A proposito del Lambrusco di Sorbara

Italo Cosmo, nella monumentale opera da lui diretta “Principali vitigni da vino coltivati in Italia”, descrive ben otto diversi Lambruschi: Lambrusco Grasparossa, Lambrusco Salamino, Lambrusco di Sorbara, Lambrusco Maestri, Lambrusco Marani, Lambrusco Montericco, Lambrusco Viadanese e Lambrusco a Foglia Frastagliata.
Di tutti questi Lambruschi, dice il Cosmo «quello di Sorbara è senza dubbio il più importante perché dà un vino più pregiato degli altri; malauguratamente non si è molto diffuso al di fuori della sua zona originaria, a causa della sua difettosa conformazione floreale, la quale si traduce in scarsa e talora scarsissima fertilità… Oggi lo si trova tuttavia in quella parte mediana della pianura modenese compresa tra i fiumi Secchia e Panaro e che ha per centro la frazione di Sorbara in Comune di Bomporto».

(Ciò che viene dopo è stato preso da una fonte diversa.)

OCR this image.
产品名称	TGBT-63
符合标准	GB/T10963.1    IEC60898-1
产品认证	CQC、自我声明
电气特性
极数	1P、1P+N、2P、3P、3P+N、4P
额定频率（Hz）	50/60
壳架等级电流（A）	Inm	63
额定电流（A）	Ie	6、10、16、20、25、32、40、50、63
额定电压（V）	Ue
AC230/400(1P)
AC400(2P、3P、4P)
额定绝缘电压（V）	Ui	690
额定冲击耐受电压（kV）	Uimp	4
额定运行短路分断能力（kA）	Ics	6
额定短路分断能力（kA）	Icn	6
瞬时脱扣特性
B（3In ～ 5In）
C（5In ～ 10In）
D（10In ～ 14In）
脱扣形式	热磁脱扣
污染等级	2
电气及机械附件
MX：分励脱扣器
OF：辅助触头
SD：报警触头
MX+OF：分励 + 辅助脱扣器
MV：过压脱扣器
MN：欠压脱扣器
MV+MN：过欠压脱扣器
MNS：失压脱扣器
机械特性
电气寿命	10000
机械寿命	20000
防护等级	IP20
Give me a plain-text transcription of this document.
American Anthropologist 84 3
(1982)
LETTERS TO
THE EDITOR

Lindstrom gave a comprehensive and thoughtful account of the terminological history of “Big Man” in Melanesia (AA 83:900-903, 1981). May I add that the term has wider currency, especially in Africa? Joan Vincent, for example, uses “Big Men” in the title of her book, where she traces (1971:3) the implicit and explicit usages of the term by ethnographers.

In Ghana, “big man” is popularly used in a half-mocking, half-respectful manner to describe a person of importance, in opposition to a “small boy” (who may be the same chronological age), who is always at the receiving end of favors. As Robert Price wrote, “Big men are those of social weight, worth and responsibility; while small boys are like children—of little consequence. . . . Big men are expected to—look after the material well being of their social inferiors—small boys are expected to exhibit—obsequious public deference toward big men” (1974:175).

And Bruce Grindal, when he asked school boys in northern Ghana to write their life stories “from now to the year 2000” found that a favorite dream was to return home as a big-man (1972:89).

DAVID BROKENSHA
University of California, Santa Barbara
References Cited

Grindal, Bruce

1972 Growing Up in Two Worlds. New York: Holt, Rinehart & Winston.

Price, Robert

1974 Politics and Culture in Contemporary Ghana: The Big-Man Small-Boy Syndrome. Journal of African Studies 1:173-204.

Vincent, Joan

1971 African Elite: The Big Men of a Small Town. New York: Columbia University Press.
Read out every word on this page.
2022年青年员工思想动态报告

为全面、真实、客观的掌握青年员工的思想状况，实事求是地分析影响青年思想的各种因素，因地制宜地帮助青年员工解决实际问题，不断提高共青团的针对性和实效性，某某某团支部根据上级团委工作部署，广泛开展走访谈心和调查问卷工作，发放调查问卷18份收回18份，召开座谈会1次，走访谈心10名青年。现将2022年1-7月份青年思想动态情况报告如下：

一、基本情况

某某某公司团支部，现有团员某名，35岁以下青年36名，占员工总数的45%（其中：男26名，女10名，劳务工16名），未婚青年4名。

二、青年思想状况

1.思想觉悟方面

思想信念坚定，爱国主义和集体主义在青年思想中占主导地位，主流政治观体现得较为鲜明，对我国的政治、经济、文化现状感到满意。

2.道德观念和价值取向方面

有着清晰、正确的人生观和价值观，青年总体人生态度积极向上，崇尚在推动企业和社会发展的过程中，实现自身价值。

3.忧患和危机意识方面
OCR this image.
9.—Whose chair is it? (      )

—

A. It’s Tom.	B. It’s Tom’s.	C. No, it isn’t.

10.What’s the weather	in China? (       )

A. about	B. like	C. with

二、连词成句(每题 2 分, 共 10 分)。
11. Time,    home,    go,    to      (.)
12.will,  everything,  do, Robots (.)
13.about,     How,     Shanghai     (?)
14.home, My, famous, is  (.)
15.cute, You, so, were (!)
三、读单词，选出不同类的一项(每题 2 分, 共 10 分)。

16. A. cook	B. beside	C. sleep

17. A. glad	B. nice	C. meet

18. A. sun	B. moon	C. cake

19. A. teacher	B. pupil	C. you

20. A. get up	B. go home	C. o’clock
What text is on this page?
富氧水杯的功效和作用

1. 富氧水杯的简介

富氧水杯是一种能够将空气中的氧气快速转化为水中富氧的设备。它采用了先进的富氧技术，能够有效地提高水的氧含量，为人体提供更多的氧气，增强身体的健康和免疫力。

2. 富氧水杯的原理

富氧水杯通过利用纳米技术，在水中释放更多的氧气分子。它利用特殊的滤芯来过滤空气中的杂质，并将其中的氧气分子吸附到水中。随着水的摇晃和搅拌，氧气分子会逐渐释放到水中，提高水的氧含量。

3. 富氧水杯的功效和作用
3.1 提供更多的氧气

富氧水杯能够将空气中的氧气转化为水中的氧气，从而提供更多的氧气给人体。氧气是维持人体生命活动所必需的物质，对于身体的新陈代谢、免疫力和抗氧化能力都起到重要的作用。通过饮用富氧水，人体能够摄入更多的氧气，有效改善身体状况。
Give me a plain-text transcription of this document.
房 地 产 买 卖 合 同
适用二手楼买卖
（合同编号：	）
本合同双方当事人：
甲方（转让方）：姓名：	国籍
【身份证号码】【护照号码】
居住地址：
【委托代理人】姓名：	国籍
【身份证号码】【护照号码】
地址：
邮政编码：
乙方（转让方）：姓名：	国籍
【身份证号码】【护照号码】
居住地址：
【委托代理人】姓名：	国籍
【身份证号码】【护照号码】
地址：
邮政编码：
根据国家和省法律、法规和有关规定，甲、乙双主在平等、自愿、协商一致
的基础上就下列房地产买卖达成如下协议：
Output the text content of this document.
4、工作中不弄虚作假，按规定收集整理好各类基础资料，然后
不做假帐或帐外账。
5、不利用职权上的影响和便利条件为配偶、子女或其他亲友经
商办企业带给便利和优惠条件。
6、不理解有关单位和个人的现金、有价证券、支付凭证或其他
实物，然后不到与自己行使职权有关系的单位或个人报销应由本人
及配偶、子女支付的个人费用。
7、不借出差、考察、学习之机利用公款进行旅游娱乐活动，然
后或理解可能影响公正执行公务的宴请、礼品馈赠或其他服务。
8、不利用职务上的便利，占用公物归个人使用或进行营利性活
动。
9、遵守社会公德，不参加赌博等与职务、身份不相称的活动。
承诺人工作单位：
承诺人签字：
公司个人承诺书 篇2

Così scriveva Mario Soldati a proposito del Lambrusco di Sorbara citando l’agronomo Italo Cosmo, tra i “padri” della viticoltura italiana.
Soldati è, allora, al suo secondo viaggio in Italia nell’Autunno del 1970, itinerario che andrà poi ad amalgamare quella straordinaria opera enoculturale in tre volumi che sarà Vino al Vino Alla ricerca dei vini genuini.

P.S. L’etimologia del nome “lambrusco” riporta a due parole latine come “labrum” margine e “ruscum” pianta selvatica, ma anche anche a “labens” pendente e a “bruscum” nocca nodosa. Quindi pianta selvatica che cresce e ai margini dei campi oppure pianta dai numerosi nodi che pende. Dalla pianta selvatica si è giunti nei secoli all’attuale conformazione della famiglia dei lambruschi: lambrusco di Sorbara, lambrusco Grasparossa e lambrusco Salamino.